Le BTP tire à nouveau la sonnette d’alarme. Mais pas pour dire que le secteur est en crise, cette fois. Les professionnels du secteur s’insurgent contre l’adoption de 4 arrêtés, ce mardi, par le gouvernement. 
Si la Confédération des PME, la Fédération des Industries de NC et la Fédération des PME du BTP soutiennent ces changements, ils dénoncent « la gouvernance inexistante », concernant le référentiel de la construction.

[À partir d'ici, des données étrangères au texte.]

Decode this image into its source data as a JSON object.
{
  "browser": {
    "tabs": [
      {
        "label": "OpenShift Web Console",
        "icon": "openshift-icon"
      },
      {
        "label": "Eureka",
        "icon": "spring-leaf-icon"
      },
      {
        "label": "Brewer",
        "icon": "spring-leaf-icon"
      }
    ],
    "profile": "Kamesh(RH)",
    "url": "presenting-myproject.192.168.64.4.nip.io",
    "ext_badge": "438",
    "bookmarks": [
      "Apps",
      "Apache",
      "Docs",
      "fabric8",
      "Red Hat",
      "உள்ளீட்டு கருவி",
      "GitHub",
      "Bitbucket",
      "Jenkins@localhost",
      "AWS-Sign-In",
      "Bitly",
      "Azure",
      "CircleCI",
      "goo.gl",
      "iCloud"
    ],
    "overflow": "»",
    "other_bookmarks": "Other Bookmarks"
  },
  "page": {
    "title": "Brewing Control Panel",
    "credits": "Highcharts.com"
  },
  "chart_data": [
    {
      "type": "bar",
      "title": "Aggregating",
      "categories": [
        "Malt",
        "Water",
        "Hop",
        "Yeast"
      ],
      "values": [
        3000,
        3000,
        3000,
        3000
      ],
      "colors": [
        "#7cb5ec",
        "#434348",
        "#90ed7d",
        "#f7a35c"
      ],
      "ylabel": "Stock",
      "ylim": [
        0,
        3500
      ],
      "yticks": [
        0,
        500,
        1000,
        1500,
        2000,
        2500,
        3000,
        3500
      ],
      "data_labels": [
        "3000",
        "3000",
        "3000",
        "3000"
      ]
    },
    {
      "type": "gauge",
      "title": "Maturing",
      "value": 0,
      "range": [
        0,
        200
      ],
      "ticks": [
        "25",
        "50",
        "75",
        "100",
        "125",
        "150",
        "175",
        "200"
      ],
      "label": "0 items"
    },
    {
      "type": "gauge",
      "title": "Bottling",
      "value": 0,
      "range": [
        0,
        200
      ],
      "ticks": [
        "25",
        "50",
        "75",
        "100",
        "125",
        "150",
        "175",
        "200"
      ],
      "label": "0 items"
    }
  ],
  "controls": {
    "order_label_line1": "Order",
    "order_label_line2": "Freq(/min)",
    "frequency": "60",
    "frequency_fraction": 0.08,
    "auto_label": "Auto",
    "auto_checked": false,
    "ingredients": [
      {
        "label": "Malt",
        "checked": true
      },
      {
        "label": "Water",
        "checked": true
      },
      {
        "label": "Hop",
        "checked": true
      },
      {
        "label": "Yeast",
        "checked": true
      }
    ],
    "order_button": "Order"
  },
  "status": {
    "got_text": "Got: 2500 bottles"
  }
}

Il fustigent également le coût des polices d’assurance, englobées dans un package réunissant la responsabilité civile professionnelle et la garantie décennale, dont les taux auraient été multipliés par dix pour certains professionnels. 
« C’est colossal ! », s’insurge Yann Gouriou, gérant d’une société de construction, qui fait part de son sentiment d’« injustice ». Pour cet entrepreneur, « c’est la mort de beaucoup d’entreprises en Calédonie » mais aussi un surcoût pour le consommateur qui va payer « 10 % plus cher, d’ici quelques mois, si rien n’est fait très rapidement », estime-t-il.
Voici sa réaction.

ITW Yann Gouriou

Eviter les dérives des assurances

Pour Xavier Benoist, président de la Finc, la Fédération des industries de Nouvelle-Calédonie, maintenant « qu’une partie du mal a été faite », il faut apporter plusieurs réponses à cette situation :
  • donner des agréments provisoires aux entreprises qui le demandent dans le mois qui vient. 
  • s’assurer du contrôle des assureurs pour éviter les dérives
  • mettre en place une gouvernance dans les trois mois à venir, intégrant à la fois le monde économique et les décideurs de la Nouvelle-Calédonie. 
Les précisions de Xavier Benoist

Xavier Benoist


Tous demandent un rendez-vous au plus vite, avec les membres du gouvernement. 

Pour rappel, le secteur du BTP représente 10% du PIB du territoire et plus de 9 000 salariés.